Jean-Philippe Durand explique comment il est devenu recruteur à l’Eintracht Francfort

Dans La Provence, l’ancien milieu de terrain des Girondins de Bordeaux, Jean-Philippe Durand, a donné de ses nouvelles. Celui qui est passé par le FCGB de 1989 à 1991 a également joué à l’Olympique de Marseille (de 1991 à 1997). Après plusieurs rôles au sein de clubs, et des apparitions médiatiques sur Canal, Jean-Philippe Durand est aujourd’hui recruteur en Allemagne pour l’Eintracht Francfort. Un club que va justement rencontrer l’OM ce mardi soir en coupe d’Europe.

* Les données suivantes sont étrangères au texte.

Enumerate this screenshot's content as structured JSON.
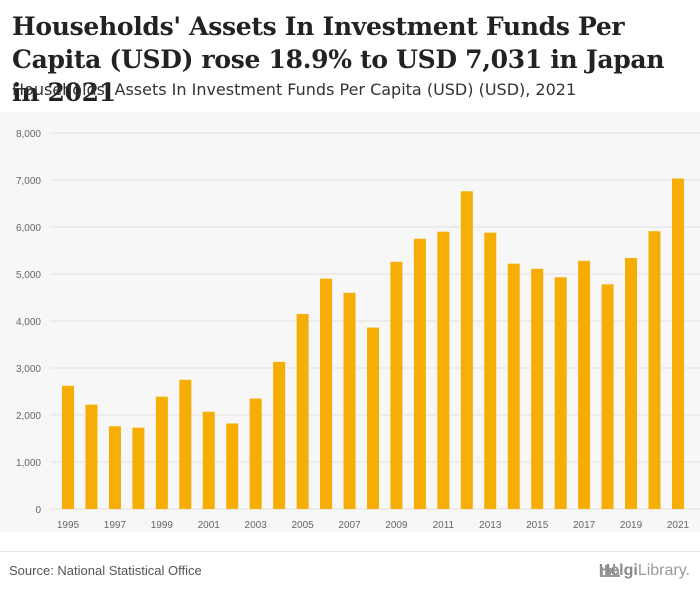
{
  "title": "Households' Assets In Investment Funds Per Capita (USD) rose 18.9% to USD 7,031 in Japan in 2021",
  "subtitle": "Households' Assets In Investment Funds Per Capita (USD) (USD), 2021",
  "source": "Source: National Statistical Office",
  "brand": {
    "name_bold": "Helgi",
    "name_rest": "Library."
  },
  "colors": {
    "bar": "#f6ae05",
    "grid": "#e2e2e2",
    "tick": "#666666",
    "background": "#f7f7f7"
  },
  "chart_data": {
    "type": "bar",
    "title": "Households' Assets In Investment Funds Per Capita (USD) rose 18.9% to USD 7,031 in Japan in 2021",
    "subtitle": "Households' Assets In Investment Funds Per Capita (USD) (USD), 2021",
    "xlabel": "",
    "ylabel": "",
    "ylim": [
      0,
      8000
    ],
    "yticks": [
      0,
      1000,
      2000,
      3000,
      4000,
      5000,
      6000,
      7000,
      8000
    ],
    "ytick_labels": [
      "0",
      "1,000",
      "2,000",
      "3,000",
      "4,000",
      "5,000",
      "6,000",
      "7,000",
      "8,000"
    ],
    "grid": true,
    "categories": [
      "1995",
      "1996",
      "1997",
      "1998",
      "1999",
      "2000",
      "2001",
      "2002",
      "2003",
      "2004",
      "2005",
      "2006",
      "2007",
      "2008",
      "2009",
      "2010",
      "2011",
      "2012",
      "2013",
      "2014",
      "2015",
      "2016",
      "2017",
      "2018",
      "2019",
      "2020",
      "2021"
    ],
    "xtick_labels": [
      "1995",
      "1997",
      "1999",
      "2001",
      "2003",
      "2005",
      "2007",
      "2009",
      "2011",
      "2013",
      "2015",
      "2017",
      "2019",
      "2021"
    ],
    "values": [
      2620,
      2220,
      1760,
      1730,
      2390,
      2750,
      2070,
      1820,
      2350,
      3130,
      4150,
      4900,
      4600,
      3860,
      5260,
      5750,
      5900,
      6760,
      5880,
      5220,
      5110,
      4930,
      5280,
      4780,
      5340,
      5910,
      7031
    ]
  }
}
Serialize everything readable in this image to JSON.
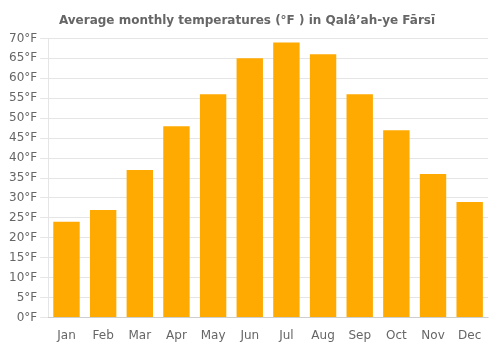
{
  "chart_data": {
    "type": "bar",
    "title": "Average monthly temperatures (°F ) in Qalâʼah-ye Fārsī",
    "categories": [
      "Jan",
      "Feb",
      "Mar",
      "Apr",
      "May",
      "Jun",
      "Jul",
      "Aug",
      "Sep",
      "Oct",
      "Nov",
      "Dec"
    ],
    "values": [
      24,
      27,
      37,
      48,
      56,
      65,
      69,
      66,
      56,
      47,
      36,
      29
    ],
    "color": "#FFAA00",
    "ylim": [
      0,
      70
    ],
    "yticks": [
      {
        "value": 0,
        "label": "0°F"
      },
      {
        "value": 5,
        "label": "5°F"
      },
      {
        "value": 10,
        "label": "10°F"
      },
      {
        "value": 15,
        "label": "15°F"
      },
      {
        "value": 20,
        "label": "20°F"
      },
      {
        "value": 25,
        "label": "25°F"
      },
      {
        "value": 30,
        "label": "30°F"
      },
      {
        "value": 35,
        "label": "35°F"
      },
      {
        "value": 40,
        "label": "40°F"
      },
      {
        "value": 45,
        "label": "45°F"
      },
      {
        "value": 50,
        "label": "50°F"
      },
      {
        "value": 55,
        "label": "55°F"
      },
      {
        "value": 60,
        "label": "60°F"
      },
      {
        "value": 65,
        "label": "65°F"
      },
      {
        "value": 70,
        "label": "70°F"
      }
    ],
    "grid": true
  }
}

« Après mon départ de l’OM, j’ai une discussion avec un copain, agent en Belgique. Je lui dis que je cherche un poste de directeur sportif. Il m’explique qu’il y a peut-être une opportunité en Belgique. Finalement, le club en question voulait quelqu’un qui parle flamand. Une semaine plus tard, il me rappelle. « Un copain vient d’arriver à Francfort, il veut développer le club et la cellule de recrutement. Il cherche quelqu’un sur la France. Ça peut t’intéresser ? », me demande-t-il. J’étais un peu sur la réserve. Francfort n’était pas une référence, jouait plutôt le bas de tableau. Je connaissais un peu le stade pour y être allé une ou deux fois. Il m’a quand même mis en contact avec les dirigeants. J’ai discuté avec eux, je les intéressais vraiment. Le gars est venu me voir à Marseille. On a échangé pendant trois ou quatre heures. Il m’a expliqué le projet du club, son développement, son organisation. J’ai dit oui pour un essai d’une année. Le projet me paraissait intéressant, le discours cohérent. C’est ma cinquième saison. Depuis, le club a bien grandi ».

Puis il donna des détails sur son champ de recherche.

« Mon secteur, c’est la France. Je suis leur seul référent, même si beaucoup de scouts allemands viennent voir des matches en France, notamment dans l’Est, à Nancy, Metz ou Strasbourg. Ils viennent aussi voir les joueurs que je leur recommande. Je leur conseille des profils, des joueurs par poste. Ma priorité, c’est de trouver des joueurs pour l’équipe professionnelle, plutôt des profils jeunes avec des qualités et un potentiel de développement, une marge de progression intéressante. Si un joueur est en fin de contrat et peut correspondre à un poste ciblé, ils sont évidemment preneurs. La cible prioritaire, ce sont des jeunes sur lesquels le club va investir un peu d’argent, mais pas énormément. L’Eintracht n’est pas un club qui va payer un joueur 15 ou 20 millions d’euros. Ce n’est pas la stratégie du club, même si celui-ci évolue avec trois participations en coupes d’Europe en quatre ans, dont une Ligue des champions. En cinq ans, le budget a doublé ou triplé ».